Recital | Benjamin Hervy

During a post-doc at Polytech Nantes, I worked on crowdsourcing project called Recital. This project aims at transcribing 25 000 pages from a XVIII^th century corpus related to the Comédie Italienne accounting. Due to the diversity of pages (format, writing, etc.), machine learning methods fail to perform good accuracy on optical character recognition and labelling. However, labelling and transcribing text from image is particularly suited to HITs (Human Intelligence Task), and that’s why we investigated crowdsourcing.

Screenshot of an accounting daily page to be labeled and transcribed

Figure of the workers activity on Recital platform since the launch in 2017

On November 2021, the platform had registered more than 1 million contributions from +1800 workers. It is interesting to note that stimulating activity was not so easy (newsletter, forum, remote hackathons, etc.).

Under the supervision of Guillaume Raschia, I investigated the ETL (Extract-Transform-Load) pipeline to process workers’ contribution through our dedicated web platform.
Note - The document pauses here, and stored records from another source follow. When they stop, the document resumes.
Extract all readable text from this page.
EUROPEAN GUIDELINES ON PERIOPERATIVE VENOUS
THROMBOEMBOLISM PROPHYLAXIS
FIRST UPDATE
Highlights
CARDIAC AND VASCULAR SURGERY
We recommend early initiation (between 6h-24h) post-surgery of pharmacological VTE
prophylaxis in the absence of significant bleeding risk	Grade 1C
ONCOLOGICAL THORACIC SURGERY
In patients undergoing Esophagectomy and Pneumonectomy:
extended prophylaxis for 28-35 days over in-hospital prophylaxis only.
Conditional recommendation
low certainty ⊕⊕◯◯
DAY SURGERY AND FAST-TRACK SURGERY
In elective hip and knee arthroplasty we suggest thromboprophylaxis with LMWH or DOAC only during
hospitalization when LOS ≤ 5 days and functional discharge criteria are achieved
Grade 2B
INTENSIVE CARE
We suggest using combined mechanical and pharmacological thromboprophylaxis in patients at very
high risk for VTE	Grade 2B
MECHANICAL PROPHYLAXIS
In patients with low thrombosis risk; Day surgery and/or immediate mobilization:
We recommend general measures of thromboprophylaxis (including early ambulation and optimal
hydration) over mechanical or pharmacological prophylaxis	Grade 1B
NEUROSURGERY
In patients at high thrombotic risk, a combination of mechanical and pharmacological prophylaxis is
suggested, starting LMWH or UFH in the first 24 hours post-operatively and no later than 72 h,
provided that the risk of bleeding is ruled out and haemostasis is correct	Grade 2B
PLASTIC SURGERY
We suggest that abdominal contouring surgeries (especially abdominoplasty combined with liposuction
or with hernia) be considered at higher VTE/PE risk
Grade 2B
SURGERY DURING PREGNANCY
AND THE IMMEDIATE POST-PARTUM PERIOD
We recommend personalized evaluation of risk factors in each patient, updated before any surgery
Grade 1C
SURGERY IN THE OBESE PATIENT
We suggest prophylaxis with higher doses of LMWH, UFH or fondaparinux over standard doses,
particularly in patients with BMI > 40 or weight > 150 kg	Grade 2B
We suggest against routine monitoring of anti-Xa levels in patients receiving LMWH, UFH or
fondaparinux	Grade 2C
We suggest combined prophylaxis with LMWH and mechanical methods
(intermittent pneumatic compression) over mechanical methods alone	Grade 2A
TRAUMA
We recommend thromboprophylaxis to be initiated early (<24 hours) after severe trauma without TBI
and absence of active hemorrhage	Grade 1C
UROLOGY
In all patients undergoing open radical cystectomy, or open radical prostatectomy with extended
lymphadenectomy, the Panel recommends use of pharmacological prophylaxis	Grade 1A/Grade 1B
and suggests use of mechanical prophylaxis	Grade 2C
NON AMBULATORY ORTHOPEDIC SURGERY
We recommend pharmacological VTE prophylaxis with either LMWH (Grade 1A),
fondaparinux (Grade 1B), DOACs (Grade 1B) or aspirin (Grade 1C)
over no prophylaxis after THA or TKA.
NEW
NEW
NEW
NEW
My work included natural language processing, databases, data visualization, and web development among other things.

Screenshot of the Recital dashboard with the final visualization

Screenshot of the Recital dashboard with statistics and faceting search

Once the processing pipeline and the database are in place, we can design a dashboard to provide analytics and data visualizations. This part of the work was mainly done by colleague Olivier Aubert.

Most of the work consisted in developing processing algorithms involving data matching or natural language processing techniques to perform entity recognition or quantifying output data quality. In addition, we worked on data traceability to provide final experts some insights on the whole processing pipeline, from the original source to the reconstructed values.